Berdasarkan beberapa pendapat ilmuan diatas maka dapat dikatakan bahwa moral dan budi pekerti merupakan kenyakinan dan sikap batin dan bukan hal sekedar penyesuaian dengan aturan dari luar, entah itu aturan hukum negara, agama atau adat-istiadat. Pada dasarnya kita harus sopan dimana saja, kapan saja dan dalam kondisi apapun. Apalagikita hidup dalam budaya timur yang syarat akan nilai-nilai kesopanan.
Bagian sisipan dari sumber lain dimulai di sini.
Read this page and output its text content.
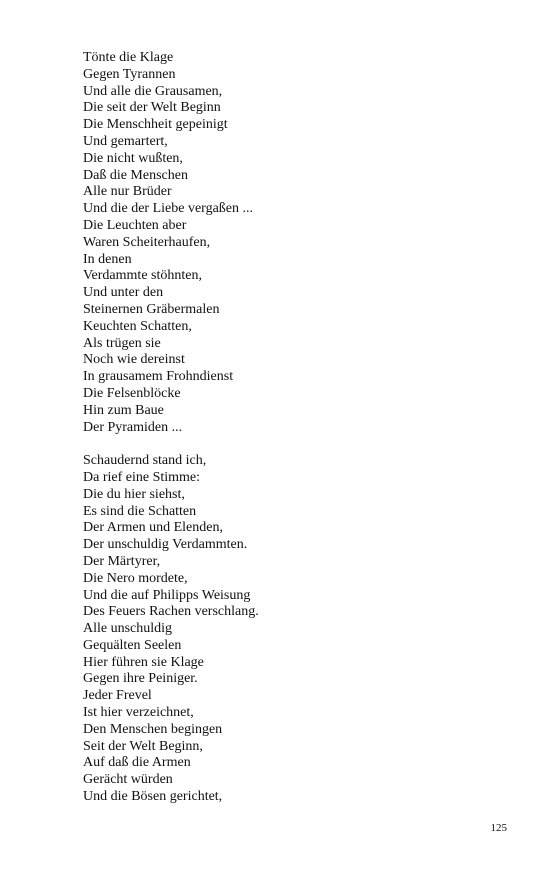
Tönte die Klage
Gegen Tyrannen
Und alle die Grausamen,
Die seit der Welt Beginn
Die Menschheit gepeinigt
Und gemartert,
Die nicht wußten,
Daß die Menschen
Alle nur Brüder
Und die der Liebe vergaßen ...
Die Leuchten aber
Waren Scheiterhaufen,
In denen
Verdammte stöhnten,
Und unter den
Steinernen Gräbermalen
Keuchten Schatten,
Als trügen sie
Noch wie dereinst
In grausamem Frohndienst
Die Felsenblöcke
Hin zum Baue
Der Pyramiden ...
Schaudernd stand ich,
Da rief eine Stimme:
Die du hier siehst,
Es sind die Schatten
Der Armen und Elenden,
Der unschuldig Verdammten.
Der Märtyrer,
Die Nero mordete,
Und die auf Philipps Weisung
Des Feuers Rachen verschlang.
Alle unschuldig
Gequälten Seelen
Hier führen sie Klage
Gegen ihre Peiniger.
Jeder Frevel
Ist hier verzeichnet,
Den Menschen begingen
Seit der Welt Beginn,
Auf daß die Armen
Gerächt würden
Und die Bösen gerichtet,
125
            Sehingga seharusnya kita berpatokan dalam budaya timur. Sopan santun itu bukan warisan semata dari nenek moyang, lebih dari itu, sudah menjadi kebiasaan kita. Dalam rangka mewujudkan tujuan pendidikan nasional, moral dan budi pekerti yang terintegrasi dalam sejumlah mata pelajaran yang relevan dan tatanan serta iklim keidupan social- cultural dunia persekolahan secara umum bertujuan sebagai berikut: a. Mendorong kebiasan dan perilaku peserta didik yang terpuji dan sejalan dengan nilai-nilai universal dan tradisi budaya bangsa yang religius. b. Menanamkan jiwa kepemimpinan dan tanggung jawab peserta didik sebagai penerus bangsa. c. Memupuk ketegaran dan kepekaan mental peserta didik terhadap situasi dan kondisi 
lingkungan yang negatif. Pembahasan tujuan pendidikan moral dan budi pekerti dapat dikembalikan kepada harapan masyarakat terhadap sekolah yang menghendaki siswa mempunyai kemampuan dan kecakapan berpikir, menjadi anggota masyarakat yang bermanfaat, dan memiliki kemampuan yang terpuji sebagai anggota masyarakat. Bagi sekolah harapan masyarakat mengenai tujuan pendidikan itu tercantum dalam kurikulum yang selanjutnya dijadikan pedoman oleh guru untuk menyusun tujuan pelajaran.Sedangkan fungsi pendidikan budi pekerti bagi peserta didik Draf Kurikulum Berbasis Kompetensi (2001) meliputi:

a.         Pencegahan; yaitu untuk mencegah perilaku negatif yang tidak sesuai dengan ajaran agama dan budaya bangsa.

b.        Penyaluran, yaitu untuk membantu peserta didik yang memiliki bakat tertentu agar dapat berkembang dan bermanfaat secara optimal sesuai dengan budaya bangsa.

c.           Penyaring (filter), yaitu untuk menyaring budaya-budaya bangsa sendiri dan budaya bangsa-bangsa lain, yang tidak sesuai dengan nilai budi pekerti.

d.        Pembersih, yaitu membersihkan diri dari penyakit hati seperti sombong, egois, iri, dengki, dan ria, sehingga terhindar dari penyakit hati itu dan mereka tumbuh dan berkembang sesuai ajaran agama dan budaya bangsa. Saat ini pemerintah mulai memperbaiki mutu pendidikan di Indonesia. Dengan membuat berbagai kebijakan dan merubah sistemnya. 

            Pendidikan Indonesia saat ini menggunakan sistem nasional yang meliputi sistem terbuka, sistem yang berorientasi pada nilai, sistem pendidikan yang beragam, sistem pendidikan yang disesuaikan dengan perubahan zaman dan sistem pendidikan yang efektif dan efisien. Sistem pendidikan yang dianut di Indonesia sekarang, menganut sistem pendidikan nasional. Namun, sistem pendidikan nasional masih belum dapat dilaksanakan sebagaimana mestinya. Pada kenyataannya pergeseran yang terjadi berdampak dangan memudarnya moral dan budi pekerti yang ada pada dalam diri remaja dan siswa, dan berkembanganya suatu kebudayaan baru sebagai hasil inovasi kebudayaan moral dan budi pekerti yang telah ada. Moral dan budi pekerti yang dulunya masih melekat di dalam kesadaran diri masyarakat kini banyak mulai bergeser ke arah yang negatif dan mulai luntur.